Semanalmente tinha que conseguir outro lote
A rua foi a escola, meus amigos os meus docentes
Meus familiares próximos também estiveram presentes
Na construção da personalidade e na minha educação
Palavras não bastam, agradeço-vos de coração
Por cada lição dada com dedicação
Por cada punição a cada má acção
Por cada correcção, por cada «sim» e «não»
E por tudo que não posso dizer nesta ocasião.
In Assemblage, 2017
Pugna contra penúria
(O hoje é atemporal a pugna imaterial
Cordial e abismal, expressa de forma musical
Sentimento universal para todo o ser natural
Sensato e racional, o escopo é espiritual)
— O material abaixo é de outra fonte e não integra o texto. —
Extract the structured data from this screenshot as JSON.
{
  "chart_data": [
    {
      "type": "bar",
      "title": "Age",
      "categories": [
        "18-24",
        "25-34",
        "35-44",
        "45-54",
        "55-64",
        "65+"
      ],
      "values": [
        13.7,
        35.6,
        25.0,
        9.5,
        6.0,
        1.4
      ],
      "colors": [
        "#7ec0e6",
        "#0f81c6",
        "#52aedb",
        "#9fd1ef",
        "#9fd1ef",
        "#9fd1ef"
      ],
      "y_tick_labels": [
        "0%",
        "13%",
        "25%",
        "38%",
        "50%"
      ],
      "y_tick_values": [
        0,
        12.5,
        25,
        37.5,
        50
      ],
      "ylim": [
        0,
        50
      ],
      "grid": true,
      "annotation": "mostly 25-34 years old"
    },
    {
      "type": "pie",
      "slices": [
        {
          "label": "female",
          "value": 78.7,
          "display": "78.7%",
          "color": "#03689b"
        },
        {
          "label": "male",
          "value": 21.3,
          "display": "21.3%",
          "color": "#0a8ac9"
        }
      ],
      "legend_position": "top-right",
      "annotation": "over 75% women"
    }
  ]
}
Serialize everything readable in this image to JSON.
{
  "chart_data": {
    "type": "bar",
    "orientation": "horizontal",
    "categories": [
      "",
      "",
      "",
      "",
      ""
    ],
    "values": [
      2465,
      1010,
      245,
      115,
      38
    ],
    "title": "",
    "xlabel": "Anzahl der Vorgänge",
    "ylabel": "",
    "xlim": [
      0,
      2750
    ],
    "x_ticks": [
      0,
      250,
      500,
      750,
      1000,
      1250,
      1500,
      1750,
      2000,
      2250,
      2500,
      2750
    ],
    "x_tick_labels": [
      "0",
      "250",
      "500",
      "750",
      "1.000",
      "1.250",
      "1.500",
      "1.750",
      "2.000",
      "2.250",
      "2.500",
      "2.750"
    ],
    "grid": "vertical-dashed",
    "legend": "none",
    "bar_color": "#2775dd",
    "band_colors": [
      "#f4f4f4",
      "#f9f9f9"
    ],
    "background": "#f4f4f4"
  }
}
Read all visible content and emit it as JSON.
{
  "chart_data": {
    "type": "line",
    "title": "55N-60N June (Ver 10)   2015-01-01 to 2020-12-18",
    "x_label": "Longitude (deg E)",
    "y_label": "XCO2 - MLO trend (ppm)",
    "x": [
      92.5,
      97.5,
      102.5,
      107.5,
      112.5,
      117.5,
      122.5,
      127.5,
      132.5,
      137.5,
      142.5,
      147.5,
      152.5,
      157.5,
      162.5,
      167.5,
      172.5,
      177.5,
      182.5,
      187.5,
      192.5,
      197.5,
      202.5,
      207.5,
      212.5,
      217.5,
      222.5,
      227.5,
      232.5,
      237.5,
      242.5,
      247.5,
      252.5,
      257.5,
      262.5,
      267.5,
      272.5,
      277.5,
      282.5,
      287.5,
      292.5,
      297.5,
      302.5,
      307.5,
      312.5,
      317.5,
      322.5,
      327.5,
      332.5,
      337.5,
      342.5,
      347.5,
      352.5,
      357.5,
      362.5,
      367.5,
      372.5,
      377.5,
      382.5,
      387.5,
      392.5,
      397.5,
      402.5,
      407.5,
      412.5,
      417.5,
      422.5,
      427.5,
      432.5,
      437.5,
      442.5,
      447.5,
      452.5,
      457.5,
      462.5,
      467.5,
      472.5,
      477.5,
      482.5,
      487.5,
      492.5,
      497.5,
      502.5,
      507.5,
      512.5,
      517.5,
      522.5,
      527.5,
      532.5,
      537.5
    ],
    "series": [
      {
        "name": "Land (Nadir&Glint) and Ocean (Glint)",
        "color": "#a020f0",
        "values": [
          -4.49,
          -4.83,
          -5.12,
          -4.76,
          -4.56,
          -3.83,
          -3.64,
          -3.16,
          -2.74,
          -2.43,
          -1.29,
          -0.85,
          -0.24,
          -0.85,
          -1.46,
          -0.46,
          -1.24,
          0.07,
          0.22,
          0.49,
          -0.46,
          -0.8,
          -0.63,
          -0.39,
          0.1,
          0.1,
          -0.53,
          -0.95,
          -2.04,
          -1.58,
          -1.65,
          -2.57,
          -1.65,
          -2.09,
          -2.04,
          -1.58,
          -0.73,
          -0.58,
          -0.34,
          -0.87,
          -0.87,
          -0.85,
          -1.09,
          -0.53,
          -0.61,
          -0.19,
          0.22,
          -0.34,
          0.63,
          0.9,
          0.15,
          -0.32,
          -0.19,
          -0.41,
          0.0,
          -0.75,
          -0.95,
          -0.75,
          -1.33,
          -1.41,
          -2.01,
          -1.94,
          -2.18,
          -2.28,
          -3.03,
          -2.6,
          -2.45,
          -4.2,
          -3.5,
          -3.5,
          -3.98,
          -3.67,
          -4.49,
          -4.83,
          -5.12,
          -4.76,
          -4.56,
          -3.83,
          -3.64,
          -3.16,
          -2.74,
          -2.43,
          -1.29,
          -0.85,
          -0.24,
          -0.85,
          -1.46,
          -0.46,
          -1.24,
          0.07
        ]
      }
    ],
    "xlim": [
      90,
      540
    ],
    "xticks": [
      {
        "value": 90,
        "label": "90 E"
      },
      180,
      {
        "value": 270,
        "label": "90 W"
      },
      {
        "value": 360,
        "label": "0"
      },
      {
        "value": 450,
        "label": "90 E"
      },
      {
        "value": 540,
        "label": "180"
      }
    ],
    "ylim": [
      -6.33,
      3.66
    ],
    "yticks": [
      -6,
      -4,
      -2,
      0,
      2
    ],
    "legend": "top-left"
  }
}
Desejo a todos amigos e aos conhecidos
Novos, antigos, presentes e desaparecidos
Que cultivem o amor plantado com sabedoria
Isentem-se da dor, respirem a euforia
Iniciem os planos projectados há anos
Não temam os danos, aprendemos quando erramos
Somos todos humanos sujeitos a enganos
Mas sempre petiscamos quando experimentamos
O inimigo anda a solta à espera da sua queda
Sem razão de revolta atira-te a pedra
Ignore-o, continue o caminho é para frente
Se o tempo não recua, escolha sabiamente.
Quantas vezes tentaste sair do buraco?
Situações enfrentaste da vida sem taco
Punhos não cessaste quando estiveste no vácuo
Por melhoras esperaste e o tempo fez-te caco
Plantaste esperança, colheste desilusões
Nunca viveste a bonança só dilemas sem soluções
Rogaste ao «todo poderoso» bênção no trabalho
Pelo corpo poroso brotaste suor no soalho
Nunca foste preguiçoso em nenhuma actividade
Teu esforço penoso não trouxe-te felicidade
Embora virtuoso e dotado de sanidade
És muito orgulho para vender a dignidade
Uns sobem ao pódio, tu cavas a sua cova
Na pugna da vida, só levas sova
Até desperta-te ódio e percebes que é uma ova
E de cabeça erguida anseias uma posição nova.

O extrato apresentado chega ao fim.